Chef Federico Ghizzoni

UniCredit rechnet mit Plus in Österreich

Der UniCredit-Boss ist über die Entwicklungen in Österreich zuversichtlich.

Die italienische Großbank UniCredit ist über die Entwicklungen in Österreich und im CEE-Raum zuversichtlich. "Deutschland, wo wir als zweitstärkste Bank des Landes tätig sind, wird dieses Jahr um 2,8 Prozent wachsen. In Österreich wird das Wachstum über zwei Prozent betragen. Es handelt sich um zwei Länder mit Rating AAA. In den Ländern Osteuropas, in denen wir präsent sind, wie Polen, Türkei und Russland, beträgt das Wachstum zwischen drei und fünf Prozent", erklärte UniCredit-Chef Federico Ghizzoni im Interview mit der Mailänder Wirtschaftszeitung "Sole 24 Ore" am Dienstag.

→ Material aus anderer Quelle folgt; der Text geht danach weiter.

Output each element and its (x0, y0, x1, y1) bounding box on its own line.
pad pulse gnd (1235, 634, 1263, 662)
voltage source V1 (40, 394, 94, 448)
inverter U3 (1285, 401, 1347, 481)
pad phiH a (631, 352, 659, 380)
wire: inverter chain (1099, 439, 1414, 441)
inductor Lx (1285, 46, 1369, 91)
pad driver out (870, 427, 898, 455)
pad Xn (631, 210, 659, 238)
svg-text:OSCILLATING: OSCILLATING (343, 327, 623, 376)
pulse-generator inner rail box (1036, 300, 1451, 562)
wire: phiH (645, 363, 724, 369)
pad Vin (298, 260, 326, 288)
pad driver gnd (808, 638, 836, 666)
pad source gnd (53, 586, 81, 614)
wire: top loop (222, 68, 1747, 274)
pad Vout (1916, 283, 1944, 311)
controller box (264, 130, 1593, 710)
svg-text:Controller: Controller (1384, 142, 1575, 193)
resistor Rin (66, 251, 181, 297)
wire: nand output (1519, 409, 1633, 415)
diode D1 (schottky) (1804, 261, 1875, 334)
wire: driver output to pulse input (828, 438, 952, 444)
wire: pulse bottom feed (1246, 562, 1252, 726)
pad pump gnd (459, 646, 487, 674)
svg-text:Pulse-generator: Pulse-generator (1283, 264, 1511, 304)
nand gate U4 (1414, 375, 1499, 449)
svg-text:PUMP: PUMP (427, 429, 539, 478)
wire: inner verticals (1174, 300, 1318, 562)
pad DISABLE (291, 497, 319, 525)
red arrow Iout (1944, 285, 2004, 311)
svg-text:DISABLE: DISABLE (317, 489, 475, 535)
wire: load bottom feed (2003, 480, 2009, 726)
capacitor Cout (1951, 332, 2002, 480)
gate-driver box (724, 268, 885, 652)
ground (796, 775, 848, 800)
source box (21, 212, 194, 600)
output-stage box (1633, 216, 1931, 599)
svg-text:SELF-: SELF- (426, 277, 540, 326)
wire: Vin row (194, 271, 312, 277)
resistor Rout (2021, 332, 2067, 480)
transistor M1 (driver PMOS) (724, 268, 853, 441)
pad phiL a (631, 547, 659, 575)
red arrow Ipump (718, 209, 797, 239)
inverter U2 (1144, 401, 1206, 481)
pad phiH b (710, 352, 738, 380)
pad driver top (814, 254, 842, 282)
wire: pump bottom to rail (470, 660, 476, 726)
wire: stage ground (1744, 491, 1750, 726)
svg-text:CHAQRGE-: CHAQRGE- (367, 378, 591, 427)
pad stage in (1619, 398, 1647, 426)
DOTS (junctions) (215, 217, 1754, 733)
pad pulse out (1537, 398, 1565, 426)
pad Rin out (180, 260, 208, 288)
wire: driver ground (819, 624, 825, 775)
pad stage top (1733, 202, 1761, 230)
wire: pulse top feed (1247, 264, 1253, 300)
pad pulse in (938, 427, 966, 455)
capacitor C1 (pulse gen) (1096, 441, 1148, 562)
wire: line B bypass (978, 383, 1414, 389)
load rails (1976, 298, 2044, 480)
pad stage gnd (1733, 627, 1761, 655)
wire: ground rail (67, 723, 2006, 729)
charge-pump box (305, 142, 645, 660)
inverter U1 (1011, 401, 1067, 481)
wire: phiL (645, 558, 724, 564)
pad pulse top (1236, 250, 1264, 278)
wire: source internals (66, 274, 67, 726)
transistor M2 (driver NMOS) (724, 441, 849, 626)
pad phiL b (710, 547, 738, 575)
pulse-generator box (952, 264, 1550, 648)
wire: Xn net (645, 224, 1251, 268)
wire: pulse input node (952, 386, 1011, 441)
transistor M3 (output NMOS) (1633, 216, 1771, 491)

Übernahme der polnischen Bank Pekao war wichtiger Schritt
Ghizzoni zeigte sich mit den Resultaten der polnischen Bank Pekao zufrieden. "Die Übernahme Pekaos war ein wesentlicher strategischer Beschluss der UniCredit, der Alessandro Profumo zu verdanken ist. Wenn man das Wirtschaftswachstum in Italien berücksichtigt (1-1,3 Prozent) mit jenem in Osteuropa vergleicht (4-5 Prozent) begreifen wir, wie wichtig eine Diversifizierung ist", erklärte Ghizzoni. Er gab zu, dass sich das Geschäft in der Ukraine und in Kasachstan nicht nach seinen Wünschen entwickle. "Wir arbeiten, um die Banken in diesen beiden Ländern neu zu organisieren", berichtete der UniCredit-Chef.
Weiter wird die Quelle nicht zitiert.